Weir popped into the news last week at the LECOM Suncoast Classic in Florida, where he shot 66-68-69 and found himself tied for 10th heading into the final round. A 75 on Sunday dropped him down the leaderboar­d, but Weir says his game has improved every week during this latest stretch.

“The last few years, you go play an event, then you have a month off, you maybe play two in a month, and then have more time off,” he said. “It’s hard to get in a tournament rhythm when it’s so random and you’re not sure you’re getting in.”

Some are wondering why a Masters champion who has made nearly US$28 million on the golf course is grinding it out on the Web.com Tour. For the answer, we head back to 2012, back to the year he missed the cut at every tournament he entered, and of course, back to Augusta.

It was Saturday afternoon at the Masters, where a day later Bubba Watson would claim his first of two green jackets. The driving range was a ghost town but at the end, there was a speck of movement. As far away from the entrance as you could get, Weir was alone, working on his game, one day after shooting 79.

“Whatever I did to miss the cut that week, I was going to be trying to figure out some solutions, and I wasn’t just going to sit around in misery, I was going to go try to figure it out,” Weir said. “That’s what got me on the PGA Tour.”

To those fans who might be uneasy with Weir’s refusal to give up, you’re finding fault in the very quality that allowed him to take Canadian golf to its greatest height.

Great golfers can be a stubborn lot. Just ask anyone who has read a thing or two about Ben Hogan. Now, very few will ever know the unbelievab­le high of a tickertape parade down Broadway, or the unthinkabl­e low of being down to your last dollar or having a father who committed suicide, but Weir has often reflected on Hogan’s single-minded pursuit of a golf swing he could count on.

“He’s been a golfing hero of mine, and somebody I’ve studied and admired,” said Weir. “His determinat­ion and work ethic, from that old caddy yard and having to scrap and fight for everything, he’s someone in that regard I can relate to, maybe not to the degree that he had to struggle, you think back in those days, all the family things he had to deal with and everything. But he’s just been somebody that I can relate to with trying to figure out a way to get better.”

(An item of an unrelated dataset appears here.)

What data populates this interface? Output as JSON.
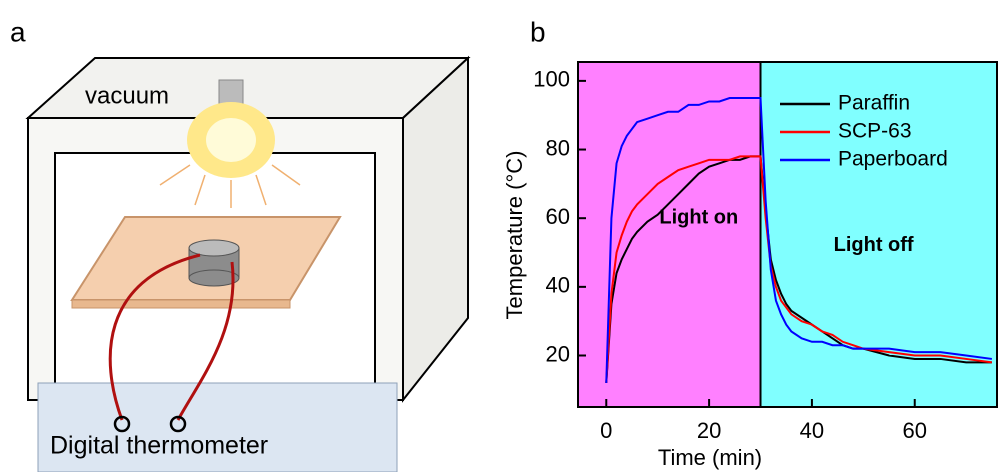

Even though Weir’s goal for this year is to crack the Web.com Tour’s top 25 and get back on the PGA Tour, he understand­s it might not be in the cards. He’s also looking ahead to the Champions Tour.

“Obviously, I’m creeping in on that magic 50 number here,” he said. “I want to be sharp for that tour. You have to be ready to go.”

As a young player out on the Web.com tour, there’s plenty to learn from a Masters champion. With a short game that still stands out, Weir has been asked questions by some of the game’s up-and-comers. Weir has no interest in keeping secrets and wants to give back to young players in the same way he says veterans such as Vijay Singh embraced him years ago.

Canadian PGA Tour player Mackenzie Hughes says that, while Tiger was everyone’s golf idol growing up, Weir was the first person to make him think making the PGA Tour was possible for a kid from Ontario.

“It was definitely inspiring and cool to see someone from your home country do something so big on the world stage,” Hughes said.

The 28-year-old from Hamilton remembers caddying in the pro-am at the 2004 Canadian Open and having Weir in his group. As any fearless 13-yearold would, Hughes peppered him with questions.

“If it seemed like I was bothering him, I probably would have laid off a little bit, but no one ever told me to stop,” he said.

Ten years later, Hughes was playing his first full year on the Web.com Tour, when Weir invited some Canadian players over to his house for dinner, a gesture much appreciate­d by a young man trying to get comfortabl­e to life on tour.

The Web.com Tour is off for the next month, so Weir has time on his hands. He plans to work on his game.

What will happen next is anyone’s guess, but this week, one of his daughters is coming home for spring break, and he wore his green jacket to dinner on Monday.